6. Plano de ação sintético (para analistas)
Síntese acionável por desafio remanescente — o que monitorar e o que a companhia precisa executar:
| Desafio | Ação recomendada / a monitorar | Horizonte |
|---|---|---|
| Perdas de energia (~30%) | Blindagem de rede, regularização de clientes, telemedição/smart grid e parcerias com poder público/segurança; acompanhar as metas de perdas do novo marco regulatório — é o gargalo estrutural nº 1 | 2–5 anos |
| Desalavancagem | Converter geração de caixa em redução de dívida; financiar o capex de R$ 10 bi com disciplina para manter a alavancagem em queda | Contínuo |
| Execução do capex (R$ 10 bi) | Priorizar projetos de retorno e as 17 diretrizes de desempenho da concessão; evitar reendividamento | 5 anos |
| Lucratividade | Reduzir despesa financeira (pós-desalavancagem) e perdas para converter EBITDA em lucro sustentável | 1–3 anos |
| Encerramento da RJ | Concluir o pedido na 3ª Vara e obter a remoção da ênfase de auditoria; normalizar acesso a crédito | Curto prazo |
7. Insights setoriais — distribuição de energia
A Light é um caso-símbolo de um problema setorial: as perdas não técnicas. No Brasil, estima-se que ~15% da energia seja furtada e que fraudes repassem mais de R$ 7 bi/ano à conta de luz; na área da Light, o índice é o dobro da média.
Marco regulatório novo. O Decreto 12.068/2024 condiciona a renovação de concessões a 17 diretrizes de desempenho (satisfação, digitalização, metas pós-eventos climáticos) — eleva a régua para todas as distribuidoras.
Perda como risco de crédito. Onde a perda é estrutural (crime organizado), ela é menos um problema de gestão e mais um risco de território — difícil de resolver só com capex.
Concessão longa dá previsibilidade. A renovação até 2056 devolve à Light um horizonte de investimento — o que sustenta a tese de recuperação, se a rentabilidade acompanhar.
Lição transferível: em negócios regulados, a saída da RJ resolve o passivo, mas o gargalo operacional que causou a crise (aqui, as perdas) tende a sobreviver à reestruturação. O acompanhamento pós-RJ deve focar exatamente nesse gargalo — não nos indicadores financeiros, que a capitalização já normalizou.
8. Fontes
• Monitor RGF-BIZDOC
• Valor Econômico (Light pede saída da RJ, 16/07/2026)

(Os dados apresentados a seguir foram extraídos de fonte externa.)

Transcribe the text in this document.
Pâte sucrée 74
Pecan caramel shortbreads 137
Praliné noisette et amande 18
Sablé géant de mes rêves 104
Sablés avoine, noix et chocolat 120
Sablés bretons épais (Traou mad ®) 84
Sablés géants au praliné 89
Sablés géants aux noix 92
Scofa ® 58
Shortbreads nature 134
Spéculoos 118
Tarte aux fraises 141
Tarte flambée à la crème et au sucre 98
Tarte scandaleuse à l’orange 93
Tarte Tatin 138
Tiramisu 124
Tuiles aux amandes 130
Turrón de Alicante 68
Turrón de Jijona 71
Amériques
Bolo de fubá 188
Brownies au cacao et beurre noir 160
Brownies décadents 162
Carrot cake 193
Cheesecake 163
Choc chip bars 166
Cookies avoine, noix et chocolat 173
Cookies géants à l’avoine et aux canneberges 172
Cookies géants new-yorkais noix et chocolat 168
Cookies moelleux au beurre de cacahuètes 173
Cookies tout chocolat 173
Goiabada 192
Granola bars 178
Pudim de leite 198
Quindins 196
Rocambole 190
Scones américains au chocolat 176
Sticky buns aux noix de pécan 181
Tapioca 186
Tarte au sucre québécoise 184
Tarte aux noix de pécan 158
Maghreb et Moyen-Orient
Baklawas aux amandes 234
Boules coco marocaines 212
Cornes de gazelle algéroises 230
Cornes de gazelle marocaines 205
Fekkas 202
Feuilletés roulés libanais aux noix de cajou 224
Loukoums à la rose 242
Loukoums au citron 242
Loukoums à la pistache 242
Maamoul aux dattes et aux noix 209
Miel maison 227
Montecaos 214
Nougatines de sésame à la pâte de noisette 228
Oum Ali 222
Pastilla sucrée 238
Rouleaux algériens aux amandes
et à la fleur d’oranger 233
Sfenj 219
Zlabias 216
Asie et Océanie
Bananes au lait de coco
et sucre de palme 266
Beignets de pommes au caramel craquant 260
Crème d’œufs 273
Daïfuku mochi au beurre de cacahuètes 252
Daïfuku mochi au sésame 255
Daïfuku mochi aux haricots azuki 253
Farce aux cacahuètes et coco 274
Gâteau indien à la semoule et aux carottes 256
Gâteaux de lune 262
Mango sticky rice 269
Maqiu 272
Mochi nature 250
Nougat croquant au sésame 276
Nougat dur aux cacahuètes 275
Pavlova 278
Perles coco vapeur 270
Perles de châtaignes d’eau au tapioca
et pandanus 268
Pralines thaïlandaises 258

• InfoMoney (homologação do aumento; entrada na RJ)
• Seu Dinheiro (nova fase da Light; Tanure)
• Exame / CNN Brasil (plano de RJ)
• ADVFN (resultados 4T25; dívida R$ 6,2 bi)
• Monitor Mercantil (concessão renovada até 2056)
• ANEEL / MME (8º Termo Aditivo)
• Light/Deloitte (relatório de revisão, 30/09/2025)
Estudo de acompanhamento (Tipo 3 — pós-RJ). Números de fontes públicas (releases, ADVFN, imprensa), sujeitos a conferência nas DF/ITR (CVM/RI). Rating atual e percentual oficial de perdas não técnicas por período não confirmados. Documento de análise pessoal/técnica; não circular.